- Librettist: Per Nørgård
- Based on: Epic of Gilgamesh
- Premiere: 4 May 1973 Aarhus

= Gilgamesh (Nørgård opera) =

Gilgamesh is an opera composed in 1972 by Per Nørgård who also wrote the libretto based on the Babylonian Epic of Gilgamesh. The opera is subtitled Opera in Six Days and Seven Nights, indicating that it is not a traditional opera. It was first performed by the Jutland Opera in Aarhus on 4 May 1973. It received the 1974 Nordic Council Music Prize.

== History ==
Nørgård created Gilgamesh on a commission of the Musikdramatiska Skolan of Stockholm, supported by the Nordisk Musikfond (NOMUS), and completed it in 1972. He based it on the Babylonian Epic of Gilgamesh, one of the earliest epic texts in history. The libretto mostly follows the sequence of events in the poetry, with some speeches directly quoted. Nørgård divided it into six days and seven nights, beginning with the creation of the world involving gods, demons, animals and humans, and ending with the rebirth of Gilgamesh.

For a performance, the audience is placed on the two long sides of a rectangular room, while musicians and singers perform in the centre, all of them in costumes.
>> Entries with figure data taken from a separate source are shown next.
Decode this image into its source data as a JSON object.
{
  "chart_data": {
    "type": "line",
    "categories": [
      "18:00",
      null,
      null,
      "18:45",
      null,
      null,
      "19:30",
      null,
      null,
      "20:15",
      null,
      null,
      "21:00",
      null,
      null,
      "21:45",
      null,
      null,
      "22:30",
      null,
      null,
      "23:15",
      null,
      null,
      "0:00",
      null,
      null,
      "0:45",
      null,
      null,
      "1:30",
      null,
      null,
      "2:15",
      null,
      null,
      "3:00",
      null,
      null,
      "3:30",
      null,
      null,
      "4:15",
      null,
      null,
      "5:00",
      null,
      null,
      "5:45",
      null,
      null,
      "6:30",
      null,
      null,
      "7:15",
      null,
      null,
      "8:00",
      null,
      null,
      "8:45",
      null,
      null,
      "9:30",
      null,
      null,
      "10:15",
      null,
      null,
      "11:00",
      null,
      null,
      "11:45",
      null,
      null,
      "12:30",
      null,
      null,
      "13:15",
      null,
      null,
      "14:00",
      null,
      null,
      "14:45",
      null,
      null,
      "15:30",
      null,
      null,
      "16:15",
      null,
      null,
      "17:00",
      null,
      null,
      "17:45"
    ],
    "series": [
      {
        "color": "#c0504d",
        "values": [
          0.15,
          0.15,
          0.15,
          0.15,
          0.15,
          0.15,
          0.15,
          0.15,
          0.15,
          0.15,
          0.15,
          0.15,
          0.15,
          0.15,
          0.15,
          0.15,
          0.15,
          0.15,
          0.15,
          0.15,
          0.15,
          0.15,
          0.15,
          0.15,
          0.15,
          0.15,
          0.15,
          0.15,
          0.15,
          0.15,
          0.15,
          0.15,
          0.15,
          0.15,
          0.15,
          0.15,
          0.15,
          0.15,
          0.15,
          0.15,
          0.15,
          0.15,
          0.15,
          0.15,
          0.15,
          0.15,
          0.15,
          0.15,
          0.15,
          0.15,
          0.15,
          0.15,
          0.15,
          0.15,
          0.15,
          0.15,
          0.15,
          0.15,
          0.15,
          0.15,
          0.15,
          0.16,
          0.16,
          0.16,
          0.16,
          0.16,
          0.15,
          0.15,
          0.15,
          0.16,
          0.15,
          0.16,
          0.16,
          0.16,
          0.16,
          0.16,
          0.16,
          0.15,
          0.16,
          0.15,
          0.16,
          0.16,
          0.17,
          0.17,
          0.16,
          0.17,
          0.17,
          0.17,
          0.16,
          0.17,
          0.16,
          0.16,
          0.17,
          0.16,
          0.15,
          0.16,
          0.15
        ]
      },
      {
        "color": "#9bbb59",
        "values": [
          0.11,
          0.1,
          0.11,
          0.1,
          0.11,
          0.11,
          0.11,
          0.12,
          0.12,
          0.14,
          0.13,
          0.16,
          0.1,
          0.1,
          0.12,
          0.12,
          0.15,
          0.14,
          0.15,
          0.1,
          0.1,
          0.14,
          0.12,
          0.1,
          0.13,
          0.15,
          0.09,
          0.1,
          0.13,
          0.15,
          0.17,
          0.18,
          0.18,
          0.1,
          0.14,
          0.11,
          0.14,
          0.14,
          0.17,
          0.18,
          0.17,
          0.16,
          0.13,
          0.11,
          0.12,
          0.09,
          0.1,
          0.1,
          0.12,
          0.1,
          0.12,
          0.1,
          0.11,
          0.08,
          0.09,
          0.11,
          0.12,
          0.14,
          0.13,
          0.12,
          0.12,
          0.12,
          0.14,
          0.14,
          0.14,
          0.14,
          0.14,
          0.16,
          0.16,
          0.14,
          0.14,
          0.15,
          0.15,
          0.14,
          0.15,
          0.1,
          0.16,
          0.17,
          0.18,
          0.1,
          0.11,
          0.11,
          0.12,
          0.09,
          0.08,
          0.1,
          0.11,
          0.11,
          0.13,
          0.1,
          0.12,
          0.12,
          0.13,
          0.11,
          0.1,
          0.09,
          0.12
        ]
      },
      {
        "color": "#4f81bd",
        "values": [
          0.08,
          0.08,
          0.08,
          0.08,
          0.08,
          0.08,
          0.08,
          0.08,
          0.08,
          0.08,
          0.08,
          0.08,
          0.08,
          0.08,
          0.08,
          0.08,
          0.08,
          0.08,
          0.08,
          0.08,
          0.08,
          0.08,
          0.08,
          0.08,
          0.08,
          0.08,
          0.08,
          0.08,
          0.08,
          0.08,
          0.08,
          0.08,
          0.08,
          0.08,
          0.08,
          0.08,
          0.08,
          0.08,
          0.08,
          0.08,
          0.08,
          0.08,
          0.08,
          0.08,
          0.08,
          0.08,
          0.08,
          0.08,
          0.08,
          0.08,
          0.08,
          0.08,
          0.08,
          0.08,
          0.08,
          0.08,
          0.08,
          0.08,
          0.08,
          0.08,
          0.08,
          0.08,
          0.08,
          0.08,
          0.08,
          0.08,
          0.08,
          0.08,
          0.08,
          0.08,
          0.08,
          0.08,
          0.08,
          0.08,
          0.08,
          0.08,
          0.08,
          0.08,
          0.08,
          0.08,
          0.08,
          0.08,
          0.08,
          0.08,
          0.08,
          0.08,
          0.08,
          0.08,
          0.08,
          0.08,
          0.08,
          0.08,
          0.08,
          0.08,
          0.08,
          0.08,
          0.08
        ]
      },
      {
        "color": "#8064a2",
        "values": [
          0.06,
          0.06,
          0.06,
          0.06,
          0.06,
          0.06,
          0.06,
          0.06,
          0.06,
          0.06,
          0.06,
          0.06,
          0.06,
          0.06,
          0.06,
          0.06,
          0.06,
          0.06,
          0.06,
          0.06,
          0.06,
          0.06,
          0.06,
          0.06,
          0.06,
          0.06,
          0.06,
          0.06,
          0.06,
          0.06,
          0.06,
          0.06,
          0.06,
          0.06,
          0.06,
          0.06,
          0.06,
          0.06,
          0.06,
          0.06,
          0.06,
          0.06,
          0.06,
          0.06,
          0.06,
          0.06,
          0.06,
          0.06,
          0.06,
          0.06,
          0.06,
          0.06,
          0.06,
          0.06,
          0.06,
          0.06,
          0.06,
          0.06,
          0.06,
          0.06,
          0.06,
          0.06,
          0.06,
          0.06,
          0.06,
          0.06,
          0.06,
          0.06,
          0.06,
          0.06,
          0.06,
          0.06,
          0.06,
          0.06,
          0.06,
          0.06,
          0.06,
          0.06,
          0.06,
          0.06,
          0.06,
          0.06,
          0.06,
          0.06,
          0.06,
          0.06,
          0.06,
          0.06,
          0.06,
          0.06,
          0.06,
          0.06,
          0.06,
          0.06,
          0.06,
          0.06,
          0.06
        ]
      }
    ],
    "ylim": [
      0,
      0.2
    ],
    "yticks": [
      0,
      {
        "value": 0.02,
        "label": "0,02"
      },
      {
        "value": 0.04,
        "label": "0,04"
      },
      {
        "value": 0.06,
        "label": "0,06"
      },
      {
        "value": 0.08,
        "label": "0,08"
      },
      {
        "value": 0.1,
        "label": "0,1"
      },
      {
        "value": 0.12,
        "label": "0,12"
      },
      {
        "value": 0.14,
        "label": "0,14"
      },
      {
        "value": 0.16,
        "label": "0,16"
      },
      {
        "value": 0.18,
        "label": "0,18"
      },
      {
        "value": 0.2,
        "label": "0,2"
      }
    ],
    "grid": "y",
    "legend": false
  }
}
A conductor, identified with the Sun God, is moving in a cyclic orbit among the performers between a northern and a southern desk.

The opera was first performed in Århus on 4 May 1973 by the Jutland Opera in Århus. It received the Nordic Council Music Prize in 1974.

== Recording ==
Gilgamesh was recorded in 1973 by the Swedish Radio, with as a Tamas Veto conducting the Swedish Radio Choir and Orchestra. It was combined with the composer's 1968 Voyage into the Golden Screen, with Oliver Knussen conducting the Danish National Symphony Orchestra, as Dacapo DCCD 9001.